Мы с Уилхемом шли рядом с Эвадиной, когда она возвращалась в зал совета. Крики толпы разносились таким громким эхом, что заглушали наши шаги, но она не выказывала никакого ликования по поводу эффекта своей речи, озабоченно нахмурив лицо.
— Я отправил вестников в каждое святилище, во все ближайшие города и деревни, — рискнул произнести я, поскольку она так и не заговорила. — Объявлять о рождении Ковенанта Возрождённого под единоличной властью Воскресшей мученицы. И, конечно же, нужно будет отправить Леаноре какое-то тщательно сформулированное обращение. И письма в герцогства. Герцогиня Лорайн — своего рода союзник, но нам понадобятся и другие…
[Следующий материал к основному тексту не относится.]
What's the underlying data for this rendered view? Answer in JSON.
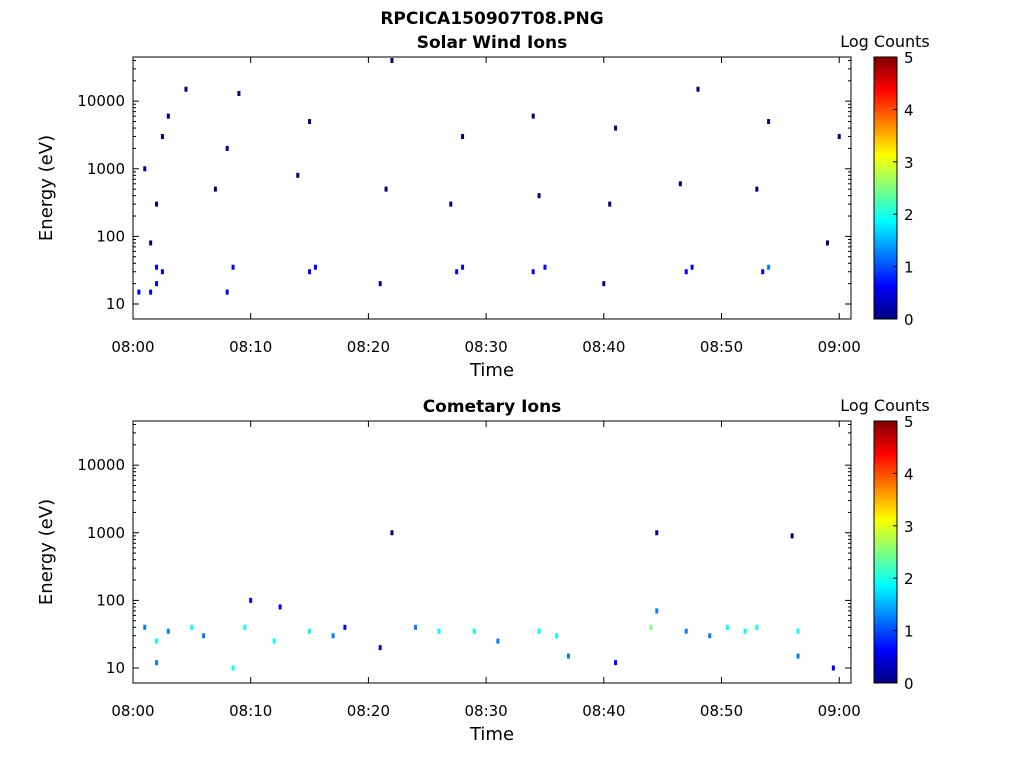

— Нет. — Эвадина остановилась, повернувшись ко мне. Выражение её лица было суровым, но настороженным — такое сочетание я редко у неё видел.
— Никаких союзников? — спросил я.
Она покачала головой.
— Никаких писем. Слова на пергаменте не помогут. Ты должен отправиться сам, как мой посланник. Оценить преданность герцогов и их привязанность к Алгатинетам. Когда вернёшься, я решу, какие мы заключим союзы, если вообще заключим.
— Эви, нам потребуется поддержка, — тише сказал Уилхем, подходя ближе. — Алгатинеты уже кое-что понимают о том, что ты планируешь. Без союзников…
— Серафили — вот единственный союзник, который мне нужен. — Уилхем замер от интонации, окрасившей её слова, и я увидел, как лоб Эвадины чуть дёрнулся от сожаления, и она добавила немного мягче: — Но всё же, действительно, с бо́льшим количеством солдат цена, которую мы заплатим кровью, будет меньше. Отсюда и миссия моего верного посланника. — Она повернулась ко мне, быстро улыбнувшись. — Которую вам следует предпринять без задержек.
— Если я буду вашим камергером, то мне придётся всё здесь организовывать, — сказал я. — Только на изучение счетов Ковенанта уйдут недели…
— Этим я займусь сама. И к тому же, раз уж ты позволил тем равнинным дикарям убраться с большей частью золота, счета, видимо, потеряют свою важность.